ВЕЛИКАЯ ЦЕЛЬ РОЖДАЕТ ВЕЛИКУЮ ЭНЕРГИЮ.
 
   За цитатой – пространство, стеклянная банка – в центре, а в банке – заспиртованный мозг, извилистый, как земная кора. Его полушария медленно колыхались. Вокруг, по тонким трубкам, сквозь реторты и колбы, через перегонные кубы, бежал зеленоватый раствор.
   Рабинович хихикнул:
   – Всякий раз, попадая сюда, я немножко пугаюсь.
   Дрогнувшим пальцем он ткнул студенистый комок. Тот продолжал пульсировать как ни в чем не бывало.
   – Не слышит. Все думает и думает, идеи изобретает. Может, у него на родине была любимая девушка. А чтоб на свиданье сходить – ног нету. На его извилинах разве далеко уползешь?…
   Я волнуюсь, гражданин прокурор, как бы от этих непрерывных раздумий он с ума не спятил. Ведь вся мировая цивилизация насмарку пойдет! Мы какой-то дурацкий атом расщепили и уже беспокоимся. А тут, в этой банке, представляете, – цепная реакция мозга. Взрывы идей, самумы рассеянных мыслей. Чуть недоглядел – куда там водородная бомба! Не только наша скромная планета, галактика на куски разлетится. Я, по правде сказать, опасаюсь за Бога…

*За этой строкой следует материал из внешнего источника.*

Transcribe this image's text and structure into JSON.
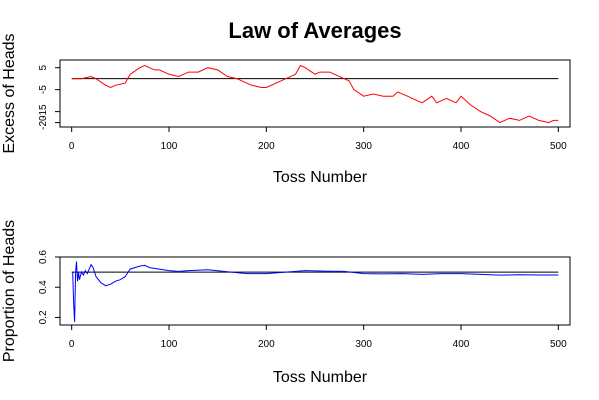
{
  "title": "Law of Averages",
  "chart_data": [
    {
      "type": "line",
      "xlabel": "Toss Number",
      "ylabel": "Excess of Heads",
      "xlim": [
        -12,
        512
      ],
      "ylim": [
        -22,
        8.5
      ],
      "xticks": [
        0,
        100,
        200,
        300,
        400,
        500
      ],
      "xtick_labels": [
        "0",
        "100",
        "200",
        "300",
        "400",
        "500"
      ],
      "yticks": [
        -20,
        -15,
        -5,
        5
      ],
      "ytick_labels": [
        "-20",
        "-15",
        "-5",
        "5"
      ],
      "reference_line": 0,
      "series": [
        {
          "color": "#ff0000",
          "x": [
            1,
            5,
            10,
            20,
            25,
            35,
            40,
            45,
            55,
            60,
            70,
            75,
            85,
            90,
            100,
            110,
            120,
            130,
            140,
            150,
            160,
            170,
            175,
            185,
            195,
            200,
            210,
            220,
            230,
            235,
            240,
            250,
            255,
            265,
            270,
            280,
            285,
            290,
            300,
            310,
            320,
            330,
            335,
            345,
            350,
            360,
            370,
            375,
            385,
            395,
            400,
            410,
            420,
            430,
            440,
            450,
            460,
            470,
            480,
            490,
            495,
            500
          ],
          "y": [
            0,
            0,
            0,
            1,
            0,
            -3,
            -4,
            -3,
            -2,
            2,
            5,
            6,
            4,
            4,
            2,
            1,
            3,
            3,
            5,
            4,
            1,
            0,
            -1,
            -3,
            -4,
            -4,
            -2,
            0,
            2,
            6,
            5,
            2,
            3,
            3,
            2,
            0,
            -1,
            -5,
            -8,
            -7,
            -8,
            -8,
            -6,
            -8,
            -9,
            -11,
            -8,
            -11,
            -9,
            -11,
            -8,
            -12,
            -15,
            -17,
            -20,
            -18,
            -19,
            -17,
            -19,
            -20,
            -19,
            -19
          ]
        }
      ]
    },
    {
      "type": "line",
      "xlabel": "Toss Number",
      "ylabel": "Proportion of Heads",
      "xlim": [
        -12,
        512
      ],
      "ylim": [
        0.15,
        0.6
      ],
      "xticks": [
        0,
        100,
        200,
        300,
        400,
        500
      ],
      "xtick_labels": [
        "0",
        "100",
        "200",
        "300",
        "400",
        "500"
      ],
      "yticks": [
        0.2,
        0.4,
        0.6
      ],
      "ytick_labels": [
        "0.2",
        "0.4",
        "0.6"
      ],
      "reference_line": 0.5,
      "series": [
        {
          "color": "#0000ff",
          "x": [
            1,
            2,
            3,
            4,
            5,
            6,
            7,
            8,
            10,
            12,
            14,
            16,
            18,
            20,
            22,
            25,
            30,
            35,
            40,
            45,
            50,
            55,
            60,
            65,
            70,
            75,
            80,
            90,
            100,
            110,
            120,
            140,
            160,
            180,
            200,
            220,
            240,
            260,
            280,
            300,
            320,
            340,
            360,
            380,
            400,
            420,
            440,
            460,
            480,
            500
          ],
          "y": [
            0.5,
            0.3,
            0.17,
            0.5,
            0.57,
            0.44,
            0.5,
            0.45,
            0.5,
            0.48,
            0.51,
            0.49,
            0.52,
            0.55,
            0.53,
            0.47,
            0.43,
            0.41,
            0.42,
            0.44,
            0.45,
            0.47,
            0.52,
            0.53,
            0.54,
            0.545,
            0.53,
            0.52,
            0.51,
            0.505,
            0.51,
            0.515,
            0.503,
            0.49,
            0.49,
            0.5,
            0.51,
            0.507,
            0.505,
            0.49,
            0.488,
            0.49,
            0.485,
            0.49,
            0.49,
            0.485,
            0.48,
            0.482,
            0.481,
            0.481
          ]
        }
      ]
    }
  ]
}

   – Не развалится твоя галактика, не допустим, – ободрил его Глобов. – А про Бога ты забудь, Бога идеалисты придумали… Признайся-ка, Рабинович, что это. за идеи производятся тут? Уж не реакционный ли какой вздор лезет из мозговой реакции?

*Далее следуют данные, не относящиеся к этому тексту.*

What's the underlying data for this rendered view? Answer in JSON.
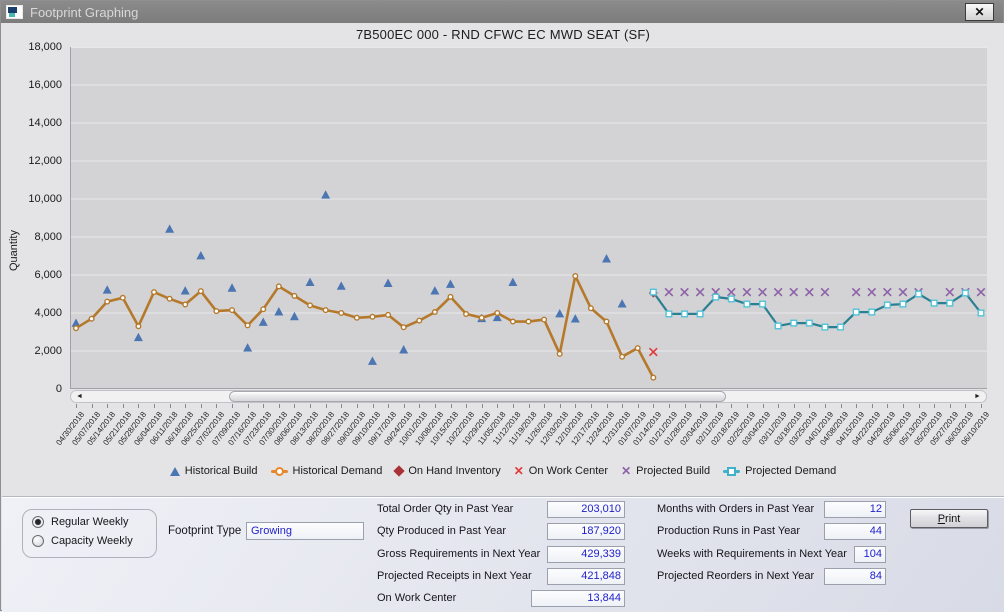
{
  "window": {
    "title": "Footprint Graphing",
    "close_icon": "✕"
  },
  "scrollbar": {
    "left_icon": "◄",
    "right_icon": "►"
  },
  "chart_data": {
    "type": "line",
    "title": "7B500EC 000 - RND CFWC EC MWD SEAT  (SF)",
    "xlabel": "",
    "ylabel": "Quantity",
    "ylim": [
      0,
      18000
    ],
    "y_tick_step": 2000,
    "y_ticks": [
      "18,000",
      "16,000",
      "14,000",
      "12,000",
      "10,000",
      "8,000",
      "6,000",
      "4,000",
      "2,000",
      "0"
    ],
    "grid": "horizontal",
    "legend_position": "bottom",
    "x": [
      "04/30/2018",
      "05/07/2018",
      "05/14/2018",
      "05/21/2018",
      "05/28/2018",
      "06/04/2018",
      "06/11/2018",
      "06/18/2018",
      "06/25/2018",
      "07/02/2018",
      "07/09/2018",
      "07/16/2018",
      "07/23/2018",
      "07/30/2018",
      "08/06/2018",
      "08/13/2018",
      "08/20/2018",
      "08/27/2018",
      "09/03/2018",
      "09/10/2018",
      "09/17/2018",
      "09/24/2018",
      "10/01/2018",
      "10/08/2018",
      "10/15/2018",
      "10/22/2018",
      "10/29/2018",
      "11/05/2018",
      "11/12/2018",
      "11/19/2018",
      "11/26/2018",
      "12/03/2018",
      "12/10/2018",
      "12/17/2018",
      "12/24/2018",
      "12/31/2018",
      "01/07/2019",
      "01/14/2019",
      "01/21/2019",
      "01/28/2019",
      "02/04/2019",
      "02/11/2019",
      "02/18/2019",
      "02/25/2019",
      "03/04/2019",
      "03/11/2019",
      "03/18/2019",
      "03/25/2019",
      "04/01/2019",
      "04/08/2019",
      "04/15/2019",
      "04/22/2019",
      "04/29/2019",
      "05/06/2019",
      "05/13/2019",
      "05/20/2019",
      "05/27/2019",
      "06/03/2019",
      "06/10/2019"
    ],
    "series": [
      {
        "name": "Historical Build",
        "marker": "triangle",
        "color": "#4C76B2",
        "points": [
          [
            0,
            3450
          ],
          [
            2,
            5200
          ],
          [
            4,
            2700
          ],
          [
            6,
            8400
          ],
          [
            7,
            5150
          ],
          [
            8,
            7000
          ],
          [
            10,
            5300
          ],
          [
            11,
            2150
          ],
          [
            12,
            3500
          ],
          [
            13,
            4050
          ],
          [
            14,
            3800
          ],
          [
            15,
            5600
          ],
          [
            16,
            10200
          ],
          [
            17,
            5400
          ],
          [
            19,
            1450
          ],
          [
            20,
            5550
          ],
          [
            21,
            2050
          ],
          [
            23,
            5150
          ],
          [
            24,
            5500
          ],
          [
            26,
            3700
          ],
          [
            27,
            3750
          ],
          [
            28,
            5600
          ],
          [
            31,
            3950
          ],
          [
            32,
            3680
          ],
          [
            34,
            6840
          ],
          [
            35,
            4470
          ]
        ]
      },
      {
        "name": "Historical Demand",
        "marker": "circle",
        "line": true,
        "width": 2.6,
        "color": "#B5792C",
        "start_index": 0,
        "values": [
          3200,
          3700,
          4600,
          4800,
          3300,
          5100,
          4750,
          4450,
          5150,
          4100,
          4150,
          3350,
          4200,
          5400,
          4900,
          4400,
          4150,
          4000,
          3750,
          3800,
          3900,
          3250,
          3600,
          4050,
          4850,
          3950,
          3750,
          4000,
          3550,
          3550,
          3650,
          1850,
          5950,
          4250,
          3550,
          1700,
          2150,
          600
        ]
      },
      {
        "name": "On Hand Inventory",
        "marker": "diamond",
        "color": "#A83238",
        "points": [
          [
            37,
            5050
          ]
        ]
      },
      {
        "name": "On Work Center",
        "marker": "x",
        "color": "#E23B3B",
        "points": [
          [
            37,
            1950
          ]
        ]
      },
      {
        "name": "Projected Build",
        "marker": "x",
        "color": "#8E62A8",
        "points": [
          [
            38,
            5100
          ],
          [
            39,
            5100
          ],
          [
            40,
            5100
          ],
          [
            41,
            5100
          ],
          [
            42,
            5100
          ],
          [
            43,
            5100
          ],
          [
            44,
            5100
          ],
          [
            45,
            5100
          ],
          [
            46,
            5100
          ],
          [
            47,
            5100
          ],
          [
            48,
            5100
          ],
          [
            50,
            5100
          ],
          [
            51,
            5100
          ],
          [
            52,
            5100
          ],
          [
            53,
            5100
          ],
          [
            54,
            5100
          ],
          [
            56,
            5100
          ],
          [
            57,
            5100
          ],
          [
            58,
            5100
          ]
        ]
      },
      {
        "name": "Projected Demand",
        "marker": "square",
        "line": true,
        "width": 2.2,
        "color": "#2C7F93",
        "marker_stroke": "#55C2D8",
        "start_index": 37,
        "values": [
          5100,
          3950,
          3950,
          3950,
          4840,
          4740,
          4470,
          4470,
          3320,
          3470,
          3470,
          3260,
          3260,
          4050,
          4050,
          4420,
          4470,
          5000,
          4520,
          4520,
          5050,
          4000
        ]
      }
    ]
  },
  "legend": {
    "items": [
      {
        "label": "Historical Build",
        "marker": "triangle",
        "color": "#4C76B2"
      },
      {
        "label": "Historical Demand",
        "marker": "line-circle",
        "color": "#E8872A"
      },
      {
        "label": "On Hand Inventory",
        "marker": "diamond",
        "color": "#A83238"
      },
      {
        "label": "On Work Center",
        "marker": "x",
        "color": "#E23B3B"
      },
      {
        "label": "Projected Build",
        "marker": "x",
        "color": "#8E62A8"
      },
      {
        "label": "Projected Demand",
        "marker": "line-square",
        "color": "#3FB1C8"
      }
    ]
  },
  "controls": {
    "radios": [
      {
        "label": "Regular Weekly",
        "selected": true
      },
      {
        "label": "Capacity Weekly",
        "selected": false
      }
    ],
    "footprint_type_label": "Footprint Type",
    "footprint_type_value": "Growing"
  },
  "stats": {
    "value_color": "#2121CC",
    "left": [
      {
        "label": "Total Order Qty in Past Year",
        "value": "203,010"
      },
      {
        "label": "Qty Produced in Past Year",
        "value": "187,920"
      },
      {
        "label": "Gross Requirements in Next Year",
        "value": "429,339"
      },
      {
        "label": "Projected Receipts in Next Year",
        "value": "421,848"
      },
      {
        "label": "On Work Center",
        "value": "13,844"
      }
    ],
    "right": [
      {
        "label": "Months with Orders in Past Year",
        "value": "12"
      },
      {
        "label": "Production Runs in Past Year",
        "value": "44"
      },
      {
        "label": "Weeks with Requirements in Next Year",
        "value": "104"
      },
      {
        "label": "Projected Reorders in Next Year",
        "value": "84"
      }
    ],
    "print_label": "Print"
  }
}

   – Что вы, гражданин прокурор! – обиделся Рабинович. – Одни только высокие цели, великие идеалы. От них – все остальное, по закону диалектики. Культуры там разные, ренессансы. У нас без обмана. Желаете лично убедиться?
   – Ну, давай, действуй! Да побыстрее. А то некогда мне: просыпаться пора.
 
   – Заявляю вам откровенно, как на страшном суде. Не мне, старому иудею, защищать дело Христа. Но ради объективности должен отметить: у Него имелась, гражданин прокурор, тоже благородная цель.
   Бывший врач-гинеколог вперил глаза в потолок. На его иссохших щеках заиграл лиловый румянец.
   – Сына Человеческого посадить на Божий престол, ближнего возлюбить больше, чем себя самого, – очень все это прогрессивно, говоря между нами, для того исторического этапа, конечно. Ну, а что получилось? Нет, вы только послушайте, что из этого получилось!
   С верхнего этажа доносился стук молотков. Это отбивали ручки у какой-то Милосской Венеры. Запахло пережаренным мясом – горели еретики.
   – Сейчас гугенотов будут резать! – радовался Рабинович. А прокурор недовольно ворчал:
   – Экое варварство! Я еще понимаю – идолопоклонники, мусульмане, крупные идейные разногласия. А здесь и разницы почти никакой – единоверцы.
   – Для вас никакой разницы. А по их непросвещенному мнению, гугеноты, может, дьяволу продались! Ведь нельзя допустить, чтобы два христианства сразу! Это такой же нонсенс, как два социализма. Взять хотя бы нашего Тито…
   – Тито – фашист, шпион, американский прислужник!
   – Ну да, я и говорю: дьяволу продались.
   Их спор был прерван праздничным ликованием. Над осатанелой толпой, лихо раскинув кровоточащие руки, кокетливо изогнувшись на золотом кресте, отплясывал победный танец Иисус Христос.
   А вокруг уже шептались средневековые паникеры и нытики. Дескать, за что боролись? Измена! Перерождение! Дескать, от великой цели остались одни средства, она их оправдала, они же ее скомпрометировали.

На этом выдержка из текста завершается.